D’autant plus la puissance de Dieu n’est pas une puissance forte au sens courant du terme. Elle n’est pas une puissance qui privilégie la force avec le pouvoir, la contrainte et la violence qui lui sont toujours associés. La puissance de Dieu n’est pas une puissance qui se manifeste dans ce qui est spectaculaire, ce qui impressionne, ce qui marque jusqu’à écraser. La puissance de Dieu n’est pas plus que cet appel à devenir humain,
pas plus que cette confiance donnée à l’humain qui lui communique le courage de vivre,
pas plus que la possibilité du vivant au milieu des puissances de destruction, la possibilité de l’amour au milieu des cris de haine.

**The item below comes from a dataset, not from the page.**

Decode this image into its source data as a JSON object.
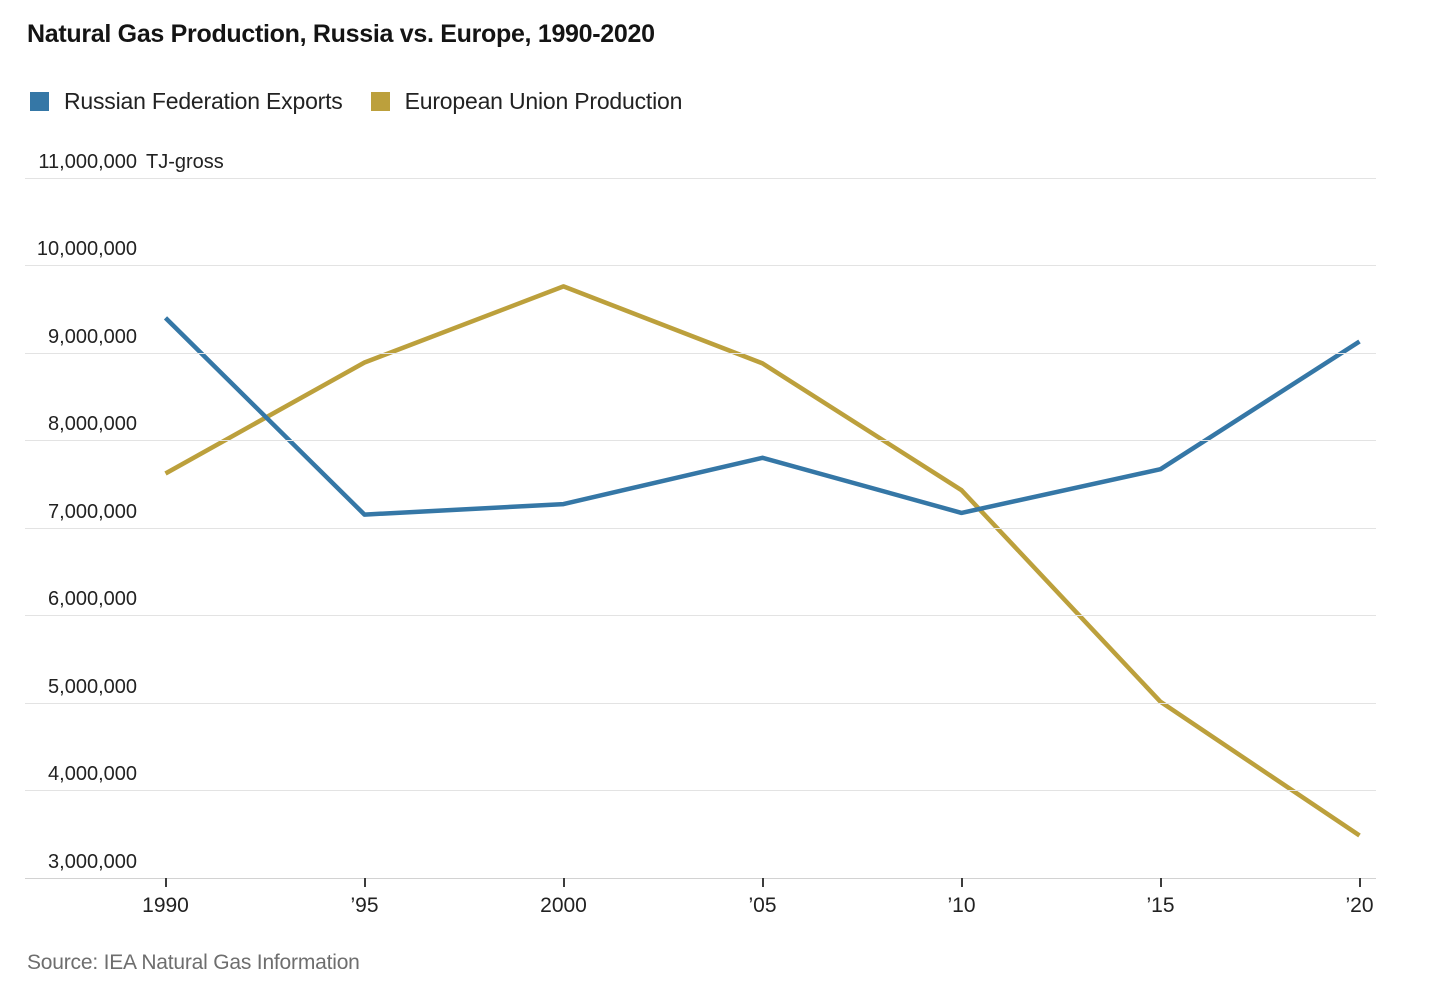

La puissance de Dieu, c’est cette offre d’une autre manière d’être qui soit réponse de Dieu dans le monde en proie aux prises de pouvoir et à la violence.
La puissance de Dieu, c’est l’inclinaison pour celles et ceux qui ne sont rien.
La puissance de Dieu, c’est de se révéler dans un homme juste crucifié qui pardonne ceux qui le tuent et dans une résurrection sans preuve.
Il n’est pas de subversion plus grande dans le monde que celle d’une puissance aussi faible et qui passe par la faiblesse des humains et pourtant véritable puissance de résurrection. C’est lorsque je suis faible que je suis puissant écrit Paul, puissant et non pas fort comme la plupart des traductions le proposent. Justement la force n’est pas la puissance qui est une dynamique vivifiante, une énergie créatrice dont il importe peu de mesurer l’intensité parce qu’elle suffit toujours pour qu’il y ait autre chose que l’usage de la force.
C’est un autre monde qui apparaît alors au travers du monde des forts et des prestigieux, ce monde des gagnants et des perdants, ce monde des super héros de la piété ou de quoi que ce soit.
Un autre monde apparaît, monde de l’inattendu, du possible.
Un autre monde où l’amour n’est pas un sentiment mais le cœur battant de nos vies, parce que l’amour n’use pas de force mais est véritablement puissant.
Un autre monde où le Christ n’est pas un céleste être glorieux mais le vivant dans nos vies.